No,the order of evaluation is guaranteed(from left to right)

Confusing example about '&&' and '||' precedence

The expression is short-circuiting. From the link:

when the first argument of the AND function evaluates to false, the overall value must be false; and when the first argument of the OR function evaluates to true, the overall value must be true.

It sees that the rest of the condition doesn't matter because one of the operands of || is already true (10 < 20). If one of the operands is true, then no matter what the rest of the condition is, it's true.

You may use bitwise & and | to prevent this.



But, the ( expr2 && expr3 ) should be evaluated before expr1, no ?

No. You have to separate concepts of precedence and evaluation order.

  • Precedence: Dictates the parenthesization of an expression, not the order in which an expression is evaluated. For an example:

      true || false && false

    Is parenthesized to this because && has higher precedence than ||:

      true || (false && false)

    This does not mean that things in parentheses is evaluated first in Java's case. Precedence just clarifies what the operands of an operator are, in this case false and false, where as in this case:

      (true || false) && (false || false)

    The operands for && are true and false, not false and false.

  • Evaluation Order: Describes in what order each operand is evaluated and operator is applied and is sometimes language specific. This dictates how an expression is evaluated, unlike precedence.

In this case, your example:

true || false && false

As established earlier, becomes this due to precedence:

true || (false && false)

But Java, unlike C++, JavaScript, or a number of other languages has a strictly left to right evaluation. Per the Java Language Specification:

15.7. Evaluation Order

The Java programming language guarantees that the operands of operators appear to be evaluated in a specific evaluation order, namely, from left to right.

15.7.1. Evaluate Left-Hand Operand First

The left-hand operand of a binary operator appears to be fully evaluated before any part of the right-hand operand is evaluated.

So, when you have:

true || (false && false)

Java first evaluates the left operand which turns out to be true. Then the whole condition short circuits. The right operand of || in the parentheses is never evaluated at all. The same goes for your other example:

a1 < a2 || (++a1 > a2 && ++a2 < a1)
^^^^^^^^^^^^^^^^^^^^^^^^
Step 0, precedence and parenthesization


a1 < a2 || (++a1 > a2 && ++a2 < a1)
^^^^^^^
Step 1, left operand evaluated, variables resolved to values 10 and 20, condition is true


true || (++a1 > a2 && ++a2 < a1)
^^^^
Step 2, short circuits, left operand is not evaluated

Take another more complex example:

false || false || true && (false || true) || false

Due to precedence, it becomes:

false || false || (true && (false || true)) || false

Then, evaluation begins, left to right:

false || false || (true && (false || true)) || false
^^^^^^^^^^^^^^
Step 1, false || false, does not short circuit, right operand is evaluated, is false


false || (true && (false || true)) || false
^^^^^^^^^^^^^^^^^^^^^^^^^^^^^^^^^^
Step 2, false || (true && (false || true)), does not short circuit, right operand is evaluated
Step 2A, (true && (false || true)), does not short circuit, right operand is evaluated
Step 2B, (false || true), does not short circuit, right operand is evaluated, is true
Step 2C, (true && true), does not short circuit, right operand is evaluated, is true
Step 2D, false || true, does not short circuit, right operand is evaluated, is true


true || false
^^^^
Step 3, true || false short circuits, right operand is not evaluated, is true

Thus the whole expression evaluates to true. The whole expression was evaluated left to right the whole way through. Precedence only dictated the operands of an operator via parenthesization, not the evaluation order.

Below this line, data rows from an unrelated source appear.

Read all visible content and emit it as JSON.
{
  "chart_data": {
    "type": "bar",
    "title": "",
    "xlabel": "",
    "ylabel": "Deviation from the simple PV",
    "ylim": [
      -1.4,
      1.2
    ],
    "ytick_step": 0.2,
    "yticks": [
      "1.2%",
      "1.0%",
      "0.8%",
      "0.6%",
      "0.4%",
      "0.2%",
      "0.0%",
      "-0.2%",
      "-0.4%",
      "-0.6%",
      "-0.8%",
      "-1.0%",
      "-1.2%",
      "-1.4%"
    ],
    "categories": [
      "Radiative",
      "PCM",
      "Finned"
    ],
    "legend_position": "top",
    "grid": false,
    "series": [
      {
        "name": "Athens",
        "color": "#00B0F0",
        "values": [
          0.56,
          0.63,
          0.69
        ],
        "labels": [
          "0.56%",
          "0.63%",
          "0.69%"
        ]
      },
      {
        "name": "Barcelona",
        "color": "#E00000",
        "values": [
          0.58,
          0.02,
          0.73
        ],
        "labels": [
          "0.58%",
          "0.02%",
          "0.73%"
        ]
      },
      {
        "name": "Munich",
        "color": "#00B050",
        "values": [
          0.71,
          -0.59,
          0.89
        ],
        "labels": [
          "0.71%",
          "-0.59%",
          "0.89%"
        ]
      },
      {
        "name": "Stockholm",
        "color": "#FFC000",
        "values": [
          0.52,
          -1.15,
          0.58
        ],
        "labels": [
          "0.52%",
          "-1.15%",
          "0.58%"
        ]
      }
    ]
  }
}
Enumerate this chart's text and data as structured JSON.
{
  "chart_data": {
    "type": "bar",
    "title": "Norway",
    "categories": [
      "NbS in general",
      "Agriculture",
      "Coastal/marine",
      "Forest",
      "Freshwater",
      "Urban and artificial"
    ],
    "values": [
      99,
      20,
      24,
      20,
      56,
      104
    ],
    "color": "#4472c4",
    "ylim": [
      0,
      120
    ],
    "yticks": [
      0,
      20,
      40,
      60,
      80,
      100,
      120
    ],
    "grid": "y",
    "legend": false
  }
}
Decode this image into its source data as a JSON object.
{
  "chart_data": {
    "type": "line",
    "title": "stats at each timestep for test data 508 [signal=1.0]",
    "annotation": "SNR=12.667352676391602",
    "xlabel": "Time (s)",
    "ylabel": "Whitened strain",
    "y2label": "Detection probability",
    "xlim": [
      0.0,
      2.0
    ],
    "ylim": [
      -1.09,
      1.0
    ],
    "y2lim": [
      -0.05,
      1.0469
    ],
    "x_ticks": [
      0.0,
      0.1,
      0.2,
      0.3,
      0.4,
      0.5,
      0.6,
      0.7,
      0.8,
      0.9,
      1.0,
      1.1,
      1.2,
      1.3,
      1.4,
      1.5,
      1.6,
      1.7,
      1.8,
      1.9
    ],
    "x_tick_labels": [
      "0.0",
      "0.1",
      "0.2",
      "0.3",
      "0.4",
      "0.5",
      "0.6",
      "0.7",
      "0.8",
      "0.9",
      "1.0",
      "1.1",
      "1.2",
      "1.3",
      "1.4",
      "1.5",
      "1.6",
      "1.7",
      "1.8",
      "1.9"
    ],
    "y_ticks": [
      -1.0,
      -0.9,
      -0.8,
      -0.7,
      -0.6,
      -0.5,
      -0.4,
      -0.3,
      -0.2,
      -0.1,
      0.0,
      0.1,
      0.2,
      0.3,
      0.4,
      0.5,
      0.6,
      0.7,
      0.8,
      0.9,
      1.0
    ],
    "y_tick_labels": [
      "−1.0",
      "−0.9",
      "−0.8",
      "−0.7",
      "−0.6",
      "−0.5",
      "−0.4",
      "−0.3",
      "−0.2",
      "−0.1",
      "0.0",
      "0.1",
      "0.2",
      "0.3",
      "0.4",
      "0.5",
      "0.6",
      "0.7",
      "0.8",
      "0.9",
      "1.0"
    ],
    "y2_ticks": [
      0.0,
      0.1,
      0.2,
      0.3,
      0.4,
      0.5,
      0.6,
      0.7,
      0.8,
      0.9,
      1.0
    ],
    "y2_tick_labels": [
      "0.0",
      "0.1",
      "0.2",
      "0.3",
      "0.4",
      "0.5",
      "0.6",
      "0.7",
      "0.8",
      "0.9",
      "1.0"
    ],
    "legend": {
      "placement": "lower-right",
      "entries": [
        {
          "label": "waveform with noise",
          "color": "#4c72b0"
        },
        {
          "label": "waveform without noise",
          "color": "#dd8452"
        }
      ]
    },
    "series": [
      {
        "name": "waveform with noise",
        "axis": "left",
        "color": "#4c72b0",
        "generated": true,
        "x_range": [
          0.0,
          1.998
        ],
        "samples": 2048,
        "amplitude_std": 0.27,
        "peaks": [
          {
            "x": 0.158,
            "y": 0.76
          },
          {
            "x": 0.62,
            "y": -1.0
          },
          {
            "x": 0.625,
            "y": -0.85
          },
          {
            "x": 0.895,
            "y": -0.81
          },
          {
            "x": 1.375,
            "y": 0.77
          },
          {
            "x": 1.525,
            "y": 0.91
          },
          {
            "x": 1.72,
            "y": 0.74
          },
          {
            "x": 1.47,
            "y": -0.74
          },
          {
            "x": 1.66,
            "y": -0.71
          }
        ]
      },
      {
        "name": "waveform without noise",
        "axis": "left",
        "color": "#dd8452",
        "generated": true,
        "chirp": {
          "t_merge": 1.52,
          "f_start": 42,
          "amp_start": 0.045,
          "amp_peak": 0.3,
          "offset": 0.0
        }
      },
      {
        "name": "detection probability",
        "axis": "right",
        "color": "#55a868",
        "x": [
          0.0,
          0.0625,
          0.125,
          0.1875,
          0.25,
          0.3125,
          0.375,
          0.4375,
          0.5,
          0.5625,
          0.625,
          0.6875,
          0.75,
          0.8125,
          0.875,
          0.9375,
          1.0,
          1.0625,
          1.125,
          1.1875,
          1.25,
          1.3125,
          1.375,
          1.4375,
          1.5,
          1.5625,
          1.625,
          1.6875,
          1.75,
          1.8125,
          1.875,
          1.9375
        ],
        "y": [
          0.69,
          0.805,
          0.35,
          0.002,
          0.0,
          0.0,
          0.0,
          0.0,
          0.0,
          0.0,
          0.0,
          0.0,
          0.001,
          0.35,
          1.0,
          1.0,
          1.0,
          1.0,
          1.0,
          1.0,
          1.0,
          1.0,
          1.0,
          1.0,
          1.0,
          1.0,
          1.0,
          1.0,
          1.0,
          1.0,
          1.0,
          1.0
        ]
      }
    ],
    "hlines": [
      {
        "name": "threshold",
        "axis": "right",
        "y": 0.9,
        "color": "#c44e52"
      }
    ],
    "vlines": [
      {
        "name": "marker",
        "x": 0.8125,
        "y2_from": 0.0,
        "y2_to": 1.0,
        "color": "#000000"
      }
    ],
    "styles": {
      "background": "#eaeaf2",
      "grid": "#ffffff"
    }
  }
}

Further reading at Eric Lippert's explanatory article on precedence vs associativity vs evaluation order as mentioned by Daniel Pryden, it clears up a lot of the confusion.

The main takeaway is that precedence does not dictate in what an expression is evaluated. It only dictates how an expression should be parenthesized. Evaluation order, on the other hand, tells us exactly how an expression is evaluated, and in Java's case is always left to right.